Under pressure to reduce inequality and share the country’s income among its 20 million inhabitants, the Angolan government has been pushing through a series of new laws. One such bill, passed late last year, will oblige international oil companies to use Angolan banks to pay their taxes and contractor bills, with a view to injecting more hard currency into the banking network and boosting the lending power of national banks.
There are also new regulations about contracting local companies for support services. It is already an unwritten rule that bidders are more likely to win contracts if they can show strong local content by using national suppliers or supporting education and health projects in the communities where they work.
A March 2011 study by Open University’s Zeferino Teka argues that a mismatch in the government’s industrialisation and local content policies means that there are few positive spillovers from the oil industry into the manufacturing sector. Teka finds that the localisation policy creates forward linkages, which lead to revenue sharing, but the lack of backward linkages means that Angolan manufacturers are not producing goods for consumption by the oil industry.
Teka’s paper identified three joint ventures formed by Acergy, Saipem and Technip, local manufacturers of control and flow lines for offshore oil platforms, representing the only Angolan manufacturing contribution to this sector of the economy.
According to oil minister José Botelho de Vasconcelos, of the 77,000 people working directly in the oil industry, some 60,000 are Angolans. This is because national policy obliges international oil companies to have a minimum of 70 per cent national staff.
For an expatriate in the oil industry to get a work visa he must provide documentation to explain how an Angolan national will be trained to replace him when his term is up – a process know an Angolisation. Foreigners working in the sector are usually able to stay for three or four years, after which they will be refused new work visas.
This is can be a headache for companies that struggle to find skilled national staff due to the war’s impact on education.
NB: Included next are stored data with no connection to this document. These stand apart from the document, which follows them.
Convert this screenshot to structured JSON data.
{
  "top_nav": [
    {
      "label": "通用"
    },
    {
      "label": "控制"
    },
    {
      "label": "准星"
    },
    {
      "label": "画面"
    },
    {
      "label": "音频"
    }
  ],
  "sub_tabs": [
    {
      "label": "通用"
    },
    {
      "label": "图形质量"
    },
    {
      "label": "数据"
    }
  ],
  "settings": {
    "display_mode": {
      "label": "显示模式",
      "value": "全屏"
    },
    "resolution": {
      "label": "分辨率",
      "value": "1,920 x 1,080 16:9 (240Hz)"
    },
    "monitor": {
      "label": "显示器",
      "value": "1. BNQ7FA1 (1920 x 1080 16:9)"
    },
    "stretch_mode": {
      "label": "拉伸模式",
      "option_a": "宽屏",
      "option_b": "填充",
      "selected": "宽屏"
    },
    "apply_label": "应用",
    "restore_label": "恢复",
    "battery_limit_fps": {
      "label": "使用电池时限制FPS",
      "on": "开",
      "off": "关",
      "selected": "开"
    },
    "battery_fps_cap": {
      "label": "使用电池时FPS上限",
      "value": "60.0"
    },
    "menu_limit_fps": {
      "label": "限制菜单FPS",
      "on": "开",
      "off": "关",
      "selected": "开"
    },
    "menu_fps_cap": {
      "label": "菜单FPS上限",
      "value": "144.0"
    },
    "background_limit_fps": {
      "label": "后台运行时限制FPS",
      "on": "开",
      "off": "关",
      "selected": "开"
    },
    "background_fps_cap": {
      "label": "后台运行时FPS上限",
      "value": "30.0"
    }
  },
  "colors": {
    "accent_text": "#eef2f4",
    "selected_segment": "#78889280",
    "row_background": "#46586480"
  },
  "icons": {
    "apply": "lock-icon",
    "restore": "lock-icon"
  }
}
As the government and companies spend more on training Angolans in the medium to long term, this situation is likely to improve.
With the sector being the main driving force of the economy, more people are employed indirectly (in areas such as cleaning, driving and building houses) than formally by the operators and service companies.
Angola’s private sector remains weak, dominated by a small clique of elite businessmen, and most of the support companies hired by oil firms will choose from that small pool of service providers. With security and other companies, their unclear ownership structures make it difficult to determine if the growth of local companies is creating a class of Angolan businessman outside the ranks of the government and security services.
For the actual worker being contracted, wages can be low. An agency driver with an oil firm will earn around $500 per month, depending on experience, for six or seven days driving per week.
The government has launched a new legal framework to promote small and medium-sized businesses and it announced in January that it would extend $1.6bn in credit to help companies get off the ground. Part of the focus on the private sector comes from a bid to increase the tax base, which remains low because an estimated 70 per cent of Angolan companies are working off the books.
Parliament passed a final piece of legislation in recent weeks to give tax breaks to Angolan oil companies to encourage them to bid for oil blocks.
Analysts welcome the move to give Angolans a more direct ownership stake in the oil sector, but some question which Angolans will have access to those types of companies and whether dis-incentivising international companies with strong training records is a good idea for the industry in the long term.